É isso. Ele defendeu puta, defendeu cobrador de impostos. Ele andava na visão da sociedade com as piores pessoas, porque Ele sabia que havia honestidade. Não tem como falar em nome de Deus e gritar um discurso de ódio ao mesmo tempo.

– De qual maneira conseguiu retomar a carreira de cantora?

Fui postando algumas coisas nas redes sociais. Foi quando Diego Timbó, que é produtor vocal da Pabllo, da Luisa Sonza, me chamou para fazer um teste para o vocal da Pabllo. Foi no período em que ela estava com um programa no Multishow. Fui, passei e a galera se apaixonou por mim. Em seguida comecei a trabalhar com a Iza no Música Boa, também do Multishow. Em seguida, conheci a Cleo e, como sou produtora, produzi todo o vocal da Cleo no vocal que ela estava lançando no ano passado. Aí a Pabllo fez um convite oficial para ser backing vocal dela. Foi muito mágico, porque no período em que eu estava muito mal estava estourando a música Corpo Sensual, da Pabllo, lá na Lapa. No meio daquilo tudo a música trazia uma coisa boa, um frescor, uma esperança. Daí um ano depois estou eu ensaiando com ela em Uberlândia. Quando a música começou, eu não consegui segurar e comecei a chorar. Ela veio, me abraçou e foi muito bonito. As coisas são muito rápidas e mostram como fui privilegiada por Deus. Se eu sei cantar e fazer isso com excelência, a gente tem que ter a oportunidade de fazer a diferença.

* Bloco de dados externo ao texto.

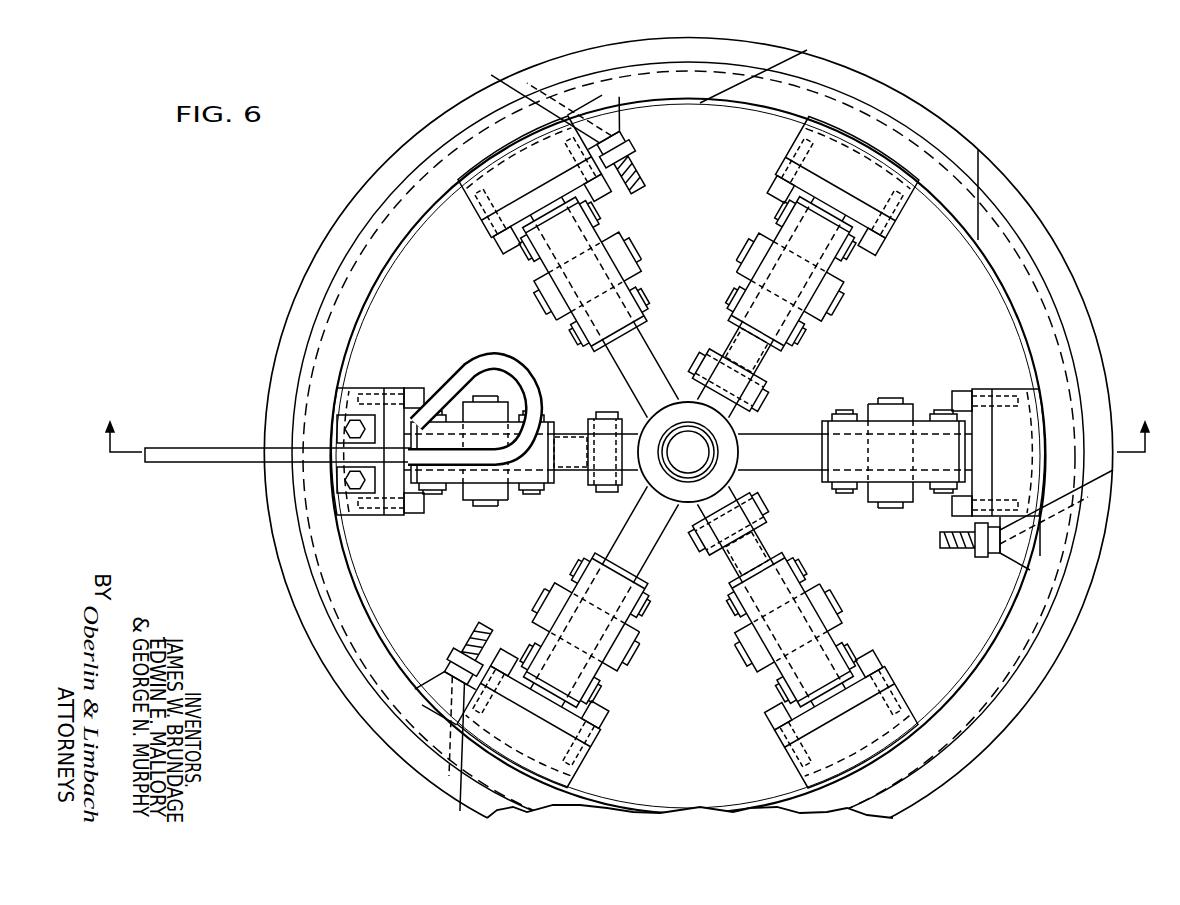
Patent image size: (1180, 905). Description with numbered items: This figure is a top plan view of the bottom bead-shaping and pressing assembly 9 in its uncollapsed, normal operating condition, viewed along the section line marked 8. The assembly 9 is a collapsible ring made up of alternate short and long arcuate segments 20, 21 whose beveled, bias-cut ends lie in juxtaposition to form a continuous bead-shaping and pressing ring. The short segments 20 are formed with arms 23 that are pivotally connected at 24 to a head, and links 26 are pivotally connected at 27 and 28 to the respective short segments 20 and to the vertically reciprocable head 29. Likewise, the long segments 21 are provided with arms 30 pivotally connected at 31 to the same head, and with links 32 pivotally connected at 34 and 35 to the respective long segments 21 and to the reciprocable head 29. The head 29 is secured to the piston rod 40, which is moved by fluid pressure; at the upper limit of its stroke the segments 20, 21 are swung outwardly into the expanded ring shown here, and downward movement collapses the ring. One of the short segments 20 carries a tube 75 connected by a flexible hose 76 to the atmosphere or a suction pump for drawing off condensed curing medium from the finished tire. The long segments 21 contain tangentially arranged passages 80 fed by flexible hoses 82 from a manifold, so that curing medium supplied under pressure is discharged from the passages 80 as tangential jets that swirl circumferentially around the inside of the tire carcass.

The section line 8- 8 is at (632, 452).
The bottom bead-pressing assembly 9 is at (797, 566).
The short arcuate segments 20 is at (940, 118).
The long arcuate segments 21 is at (330, 234).
The arms 23 is at (838, 245).
The pivotal connection 24 is at (832, 302).
The links 26 is at (790, 346).
The pivotal connection 27 is at (782, 212).
The pivotal connection 28 is at (702, 368).
The vertically reciprocable head 29 is at (678, 492).
The arms 30 is at (964, 471).
The pivotal connection 31 is at (894, 505).
The links 32 is at (922, 492).
The pivotal connection 34 is at (963, 500).
The pivotal connection 35 is at (846, 492).
The piston rod 40 is at (704, 451).
The tube 75 is at (274, 453).
The flexible hose 76 is at (468, 366).
The tangentially arranged passages 80 is at (1088, 506).
The flexible hoses 82 is at (962, 550).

Mas é preciso lembrar que eu saí da prostituição, mas tem milhões de meninas trans – 90% – que estão na prostituição por falta de oportunidade no mercado de trabalho.

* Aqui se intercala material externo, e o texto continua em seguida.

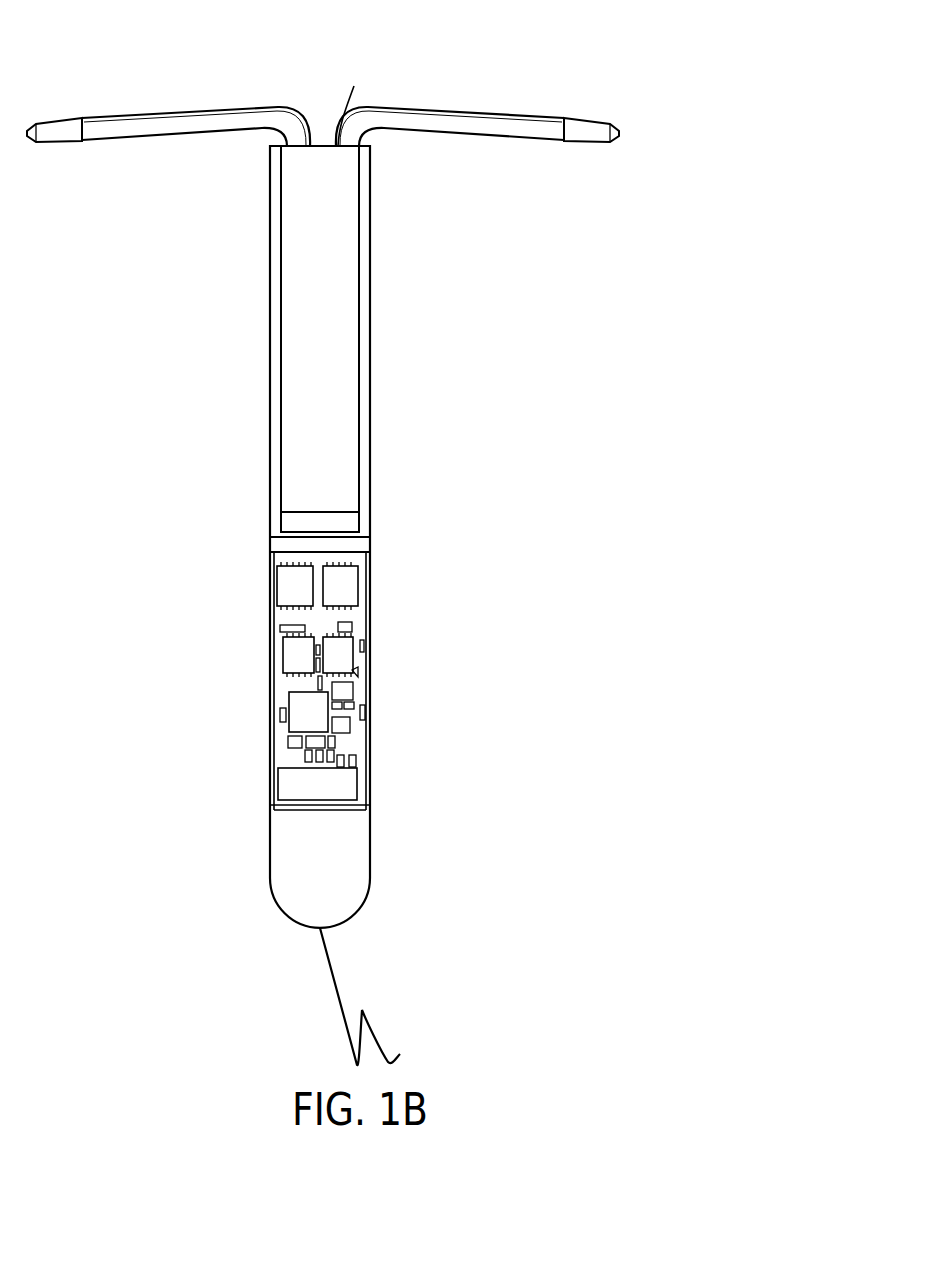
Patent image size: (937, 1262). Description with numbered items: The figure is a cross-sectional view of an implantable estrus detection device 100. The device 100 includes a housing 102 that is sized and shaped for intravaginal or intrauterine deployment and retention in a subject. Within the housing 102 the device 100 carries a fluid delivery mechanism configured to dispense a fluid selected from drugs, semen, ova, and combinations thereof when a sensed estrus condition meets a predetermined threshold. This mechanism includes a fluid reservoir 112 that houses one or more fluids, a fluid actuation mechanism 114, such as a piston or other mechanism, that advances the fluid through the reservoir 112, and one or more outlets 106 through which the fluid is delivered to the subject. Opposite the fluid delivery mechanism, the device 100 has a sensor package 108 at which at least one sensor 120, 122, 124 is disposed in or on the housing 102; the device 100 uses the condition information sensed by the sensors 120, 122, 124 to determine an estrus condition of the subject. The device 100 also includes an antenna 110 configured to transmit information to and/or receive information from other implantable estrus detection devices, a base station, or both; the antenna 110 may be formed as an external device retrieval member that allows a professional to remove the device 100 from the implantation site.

The device 100 is at (581, 70).
The housing 102 is at (270, 278).
The outlets 106 is at (331, 146).
The sensor package 108 is at (253, 555).
The antenna 110 is at (338, 1000).
The fluid reservoir 112 is at (348, 392).
The fluid actuation mechanism 114 is at (345, 523).
The sensor 120 is at (312, 718).
The sensor 122 is at (348, 785).
The sensor 124 is at (349, 589).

Rafa, Pabllo e Luisa fazendo diferença na música brasileira

– O que acha que é possível ser feito?

 As pessoas precisam se sensibilizar mais com as outras pessoas. Mesmo que não seja trans, tem que ter mais empatia. Não tem como ignorar que isso é um problema social de fato. Então da mesma forma que a Pabllo foi uma inspiração para mim, a representatividade em pessoa, eu espero poder ser para outras.

– Você continua cantando com a Pabllo e com a Luisa? Como é o contato com elas?

Não estou mais com Pabllo, porque ela começou uma turnê mega internacional. E como eu vou lançar mês que vem o solo ficaria muito difícil acompanhá-la em outros países. Com a Luisa o rolê é mais aqui e a Luisa é minha família. Ela é nova, mas é extremamente consciente do que está acontecendo. Muita gente tem ideia errada, de que ela é metida, mas não tem nada a ver. É super defensora de todas as causas que vocês imaginam. E não é “forçação”. Ela é assim.

– Fala um pouco sobre a carreira solo?

Vou lançar um EP com cinco músicas. É muito difícil se lançar, conseguir investimento e clipe. É caro, mas existe essa necessidade do meu discurso ser ouvido. Acho que com isso a gente enfrenta tudo.

– Você canta pop?

Canto black, sou da galera da igreja, que canta soul, black, jazz, r&b. O meu foco vai ser r&b, mas sempre conversando com o pop. Eu sempre brinco que são músicas para fazer amor. Lá fora o r&b é muito forte, e a gente vai tentar trazer aqui não muito gringada, porque tem que ter uma identidade brasileira, mas algo bem cantado, bem produzido, e que as pessoas curtam e falem: que maneiro. Temos parcerias, como Arthur Marques e DJ Tai, que já fizeram o “Dona de Mim”, da Iza, o álbum inteiro da Pabllo, a música “Sua Cara”, da Anitta com ela.

– O que você diria para quem está lendo essa entrevista e está enfrentando um momento difícil?

Saiba que se você está passando por um problema ou uma situação muito difícil, tudo isso é temporário. A fé me ajudou muito. Se você se acha indigna ou suja ou errada, porque as pessoas falaram que você é, posso dizer que você não está e não é. Você é uma pessoa maravilhosa, comum, linda e que pode conquistar o mundo. As coisas mudam de um dia para o outro. Deus ama você na forma que você é. E é muito importante não dar crédito a qualquer pessoa e sobre o que ela diz sobre a gente. Só você conhece a sua verdade. Tente amar sempre o próximo, fazer o que é certo, que as coisas acontecem.